A new whipcord strike flayed steel and brass from the machine moon, the concussion knocking all of them to the ground. Huge chunks of metal were instantly denatured and transformed into seething plasmatic superfluids.

“Error. Error. Error.” The Sentry was roaring, the cog wheel screeching where it spun into a blur. “Should have remained. Exiled. Mute and forgotten. I came back and brought it with me. It followed me. I opened the door!”

“No!” Tuvok shouted, but flares of detonation and secondary discharges deep in the vent shaft smothered his voice.

“Doomed doomed doomed. I saw it I brought it I perish for it.”

Red light spilled over the group, and, as one, they looked up to see the fast-growing bulk of the Demon planet moving to fill the sky. The burning flashes of Null matter licked at the surface of the construct one more time, before retreating away to find new targets.

“We’re entering the gravity well!” said Sethe.

Tuvok stood, staring the hellish world in the face. “It would seem so,” he replied.

Radowski winced as the data feed from the bridge unspooled across the transporter control console in front of him. Troi saw the instant tension in the lieutenant’s arms and fingers, the tightening of the lines of his face.

“Can you bring them back?” said Riker, for a moment turning away from the Sentry drones.

“I’ll try,” Radowski replied, nodding to himself, attacking the controls with a sudden burst of motion, reconfiguring the confinement-beam protocols and pattern-buffer settings on the fly. “I’ll have to use a skeletal lock.”

“Transferring most recent biometric data from sickbay database to your console,” said the avatar immediately. “Updating target parameters.”

“Thanks, that’ll help.” The lieutenant blinked and used the sensors to push through the soup of interference, to seek out traces of bone matter particular to Vulcan, Cardassian, Cygnian, and Andorian humanoids. “Partial locks on all targets. That’s as good as it’s going to get.”

Riker nodded to Troi and gave Radowski a look. “Bring them home, Bowan.”

“Here we go,” he said. “I’ll use the cargo-transport pad here. The broad-spectrum catchment array has a better chance of getting them all in one shot. Energizing… now.”

The avatar’s gaze turned inward for a second. “Crosscircuiting. Boosting matter gain.”

“I’ve got disruption patterns on one target!” snapped the lieutenant. “It’s Dakal! Trying to compensate.” Radowski’s fingers flew across the panel.

“I can divert the ensign directly to sickbay,” noted the hologram.

Troi didn’t wait for the captain’s approval. “Go ahead. If he’s hurt, every second is crucial.”

“Working…”

Radowski sucked in a breath and drew down the control slides. “Initiating rematerialization.”

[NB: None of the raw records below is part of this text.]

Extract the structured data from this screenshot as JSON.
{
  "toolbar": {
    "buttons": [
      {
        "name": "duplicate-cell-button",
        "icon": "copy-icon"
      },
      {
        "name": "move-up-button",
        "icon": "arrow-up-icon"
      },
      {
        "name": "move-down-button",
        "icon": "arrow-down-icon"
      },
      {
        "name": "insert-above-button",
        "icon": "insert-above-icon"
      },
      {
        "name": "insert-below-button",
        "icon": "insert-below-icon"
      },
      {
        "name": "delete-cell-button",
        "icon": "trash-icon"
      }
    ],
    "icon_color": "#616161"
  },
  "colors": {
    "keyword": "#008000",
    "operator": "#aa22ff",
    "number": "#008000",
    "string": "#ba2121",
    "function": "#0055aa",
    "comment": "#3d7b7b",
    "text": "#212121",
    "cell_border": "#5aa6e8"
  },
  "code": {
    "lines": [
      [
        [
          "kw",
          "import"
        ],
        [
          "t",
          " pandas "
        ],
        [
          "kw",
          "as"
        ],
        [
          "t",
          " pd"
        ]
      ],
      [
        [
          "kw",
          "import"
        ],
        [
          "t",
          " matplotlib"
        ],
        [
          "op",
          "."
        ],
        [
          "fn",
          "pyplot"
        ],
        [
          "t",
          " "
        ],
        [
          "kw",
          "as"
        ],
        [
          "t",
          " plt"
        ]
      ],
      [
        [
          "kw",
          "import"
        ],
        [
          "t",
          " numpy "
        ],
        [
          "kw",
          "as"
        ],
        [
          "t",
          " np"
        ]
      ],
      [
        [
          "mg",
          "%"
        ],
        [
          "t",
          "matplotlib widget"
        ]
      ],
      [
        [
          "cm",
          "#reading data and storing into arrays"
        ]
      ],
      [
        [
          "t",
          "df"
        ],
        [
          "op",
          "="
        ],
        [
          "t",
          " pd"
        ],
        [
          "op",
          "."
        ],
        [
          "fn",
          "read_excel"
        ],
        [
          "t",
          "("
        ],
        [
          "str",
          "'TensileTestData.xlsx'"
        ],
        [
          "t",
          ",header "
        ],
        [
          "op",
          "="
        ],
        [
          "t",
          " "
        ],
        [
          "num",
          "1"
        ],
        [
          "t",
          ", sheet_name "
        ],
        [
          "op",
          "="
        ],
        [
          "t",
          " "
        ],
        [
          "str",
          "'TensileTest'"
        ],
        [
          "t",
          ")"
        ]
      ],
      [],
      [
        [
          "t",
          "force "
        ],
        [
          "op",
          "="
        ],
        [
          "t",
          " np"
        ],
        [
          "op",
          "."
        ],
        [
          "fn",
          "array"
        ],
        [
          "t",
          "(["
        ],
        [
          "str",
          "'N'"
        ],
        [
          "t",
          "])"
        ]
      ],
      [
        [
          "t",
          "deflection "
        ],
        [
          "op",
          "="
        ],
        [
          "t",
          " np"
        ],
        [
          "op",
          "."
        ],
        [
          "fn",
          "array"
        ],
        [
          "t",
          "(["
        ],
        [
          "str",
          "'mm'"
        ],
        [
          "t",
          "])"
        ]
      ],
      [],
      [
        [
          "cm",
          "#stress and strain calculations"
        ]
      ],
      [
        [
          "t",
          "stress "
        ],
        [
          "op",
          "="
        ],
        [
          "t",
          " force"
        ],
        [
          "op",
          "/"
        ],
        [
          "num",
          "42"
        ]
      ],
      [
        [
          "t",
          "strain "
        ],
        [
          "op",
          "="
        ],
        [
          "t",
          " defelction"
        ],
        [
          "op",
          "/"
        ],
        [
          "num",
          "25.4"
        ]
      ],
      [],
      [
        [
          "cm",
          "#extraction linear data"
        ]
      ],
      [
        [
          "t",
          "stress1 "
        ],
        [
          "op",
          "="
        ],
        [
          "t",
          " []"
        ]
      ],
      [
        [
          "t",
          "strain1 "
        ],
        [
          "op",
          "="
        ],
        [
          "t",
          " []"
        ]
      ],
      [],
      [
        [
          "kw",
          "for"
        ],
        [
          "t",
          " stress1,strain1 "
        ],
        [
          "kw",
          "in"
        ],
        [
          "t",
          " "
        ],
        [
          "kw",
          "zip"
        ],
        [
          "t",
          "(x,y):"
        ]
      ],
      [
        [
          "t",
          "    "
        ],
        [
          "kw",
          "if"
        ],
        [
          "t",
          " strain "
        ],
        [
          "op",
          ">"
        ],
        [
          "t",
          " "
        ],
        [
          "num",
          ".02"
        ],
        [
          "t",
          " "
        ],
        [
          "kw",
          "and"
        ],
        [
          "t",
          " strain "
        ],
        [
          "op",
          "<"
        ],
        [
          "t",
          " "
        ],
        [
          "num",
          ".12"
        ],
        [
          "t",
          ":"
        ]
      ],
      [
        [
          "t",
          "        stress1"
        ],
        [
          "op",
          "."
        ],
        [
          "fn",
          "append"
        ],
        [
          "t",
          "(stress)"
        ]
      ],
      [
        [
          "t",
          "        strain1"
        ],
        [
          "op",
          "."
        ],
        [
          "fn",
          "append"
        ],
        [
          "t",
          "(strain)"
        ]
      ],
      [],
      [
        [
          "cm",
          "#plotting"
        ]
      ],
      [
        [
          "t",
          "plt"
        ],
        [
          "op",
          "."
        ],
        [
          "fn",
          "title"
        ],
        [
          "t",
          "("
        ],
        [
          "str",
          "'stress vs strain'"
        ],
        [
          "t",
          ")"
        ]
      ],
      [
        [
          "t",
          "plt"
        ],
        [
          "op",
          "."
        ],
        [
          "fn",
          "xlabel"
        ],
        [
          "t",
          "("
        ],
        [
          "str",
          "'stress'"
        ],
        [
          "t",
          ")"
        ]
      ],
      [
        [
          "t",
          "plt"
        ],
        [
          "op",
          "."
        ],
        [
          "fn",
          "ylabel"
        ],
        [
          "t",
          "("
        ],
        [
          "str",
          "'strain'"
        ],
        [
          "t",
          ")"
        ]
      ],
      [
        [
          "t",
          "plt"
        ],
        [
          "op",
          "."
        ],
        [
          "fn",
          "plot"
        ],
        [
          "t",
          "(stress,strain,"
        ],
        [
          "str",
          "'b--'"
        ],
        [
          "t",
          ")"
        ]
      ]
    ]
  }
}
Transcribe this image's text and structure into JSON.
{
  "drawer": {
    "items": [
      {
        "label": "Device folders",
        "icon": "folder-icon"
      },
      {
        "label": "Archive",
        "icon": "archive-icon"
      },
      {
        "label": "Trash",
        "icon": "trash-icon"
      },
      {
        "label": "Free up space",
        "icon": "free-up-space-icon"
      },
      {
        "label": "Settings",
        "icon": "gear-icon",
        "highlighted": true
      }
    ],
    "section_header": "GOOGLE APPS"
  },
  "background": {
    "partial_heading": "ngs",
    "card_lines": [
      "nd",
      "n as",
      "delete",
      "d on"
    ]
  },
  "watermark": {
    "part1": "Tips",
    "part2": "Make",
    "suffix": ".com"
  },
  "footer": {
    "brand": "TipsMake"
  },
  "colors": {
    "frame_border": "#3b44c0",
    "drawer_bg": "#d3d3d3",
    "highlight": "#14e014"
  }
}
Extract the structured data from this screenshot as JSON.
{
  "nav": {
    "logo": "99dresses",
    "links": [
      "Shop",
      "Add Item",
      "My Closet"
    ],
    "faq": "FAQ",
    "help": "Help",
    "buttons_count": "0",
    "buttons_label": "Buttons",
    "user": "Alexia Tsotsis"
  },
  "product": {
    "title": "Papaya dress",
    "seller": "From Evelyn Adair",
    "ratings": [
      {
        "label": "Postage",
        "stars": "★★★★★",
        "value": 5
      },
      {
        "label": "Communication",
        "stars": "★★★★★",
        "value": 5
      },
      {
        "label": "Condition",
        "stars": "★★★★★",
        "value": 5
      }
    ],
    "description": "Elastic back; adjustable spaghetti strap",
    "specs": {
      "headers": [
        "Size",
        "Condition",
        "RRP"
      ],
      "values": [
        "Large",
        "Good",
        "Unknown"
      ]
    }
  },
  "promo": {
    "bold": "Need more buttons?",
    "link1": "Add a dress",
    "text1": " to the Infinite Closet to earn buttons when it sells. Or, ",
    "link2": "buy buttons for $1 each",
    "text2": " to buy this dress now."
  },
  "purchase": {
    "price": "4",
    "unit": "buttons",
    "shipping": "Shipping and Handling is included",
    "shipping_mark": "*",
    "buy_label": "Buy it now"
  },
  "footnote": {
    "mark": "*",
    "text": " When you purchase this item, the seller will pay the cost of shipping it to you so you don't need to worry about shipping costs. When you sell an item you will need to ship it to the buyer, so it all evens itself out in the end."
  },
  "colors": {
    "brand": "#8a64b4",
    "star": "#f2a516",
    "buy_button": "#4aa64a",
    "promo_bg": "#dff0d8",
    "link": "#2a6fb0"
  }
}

Three shapes hazed into being on the hexagonal pad of the cargo transporter, by heartbeats shifting from undefined specters to humanoid forms and then recognizable figures in Starfleet EVA suits.

Troi dashed over to the pad, Vale moving with her, as the beaming process completed and the survivors of the Shuttlecraft Holiday stumbled and collapsed with the shock of the transition.

Vale caught Tuvok as the Vulcan lurched. “Easy, Commander.”

Pava twisted off her helmet and tossed it away. “Bah,” she gasped. “I never want to go through that again.”

Sethe gulped in air as he doffed his headgear, glancing around with surprise. “Zurin! Where’s Zurin?”

“Safe,” said Riker, pausing to look at the hologram. “Right?”

The avatar nodded. “Yes. I did my best to filter out the pattern distortion before he rematerialized. Doctor Ree is seeing to him as we speak.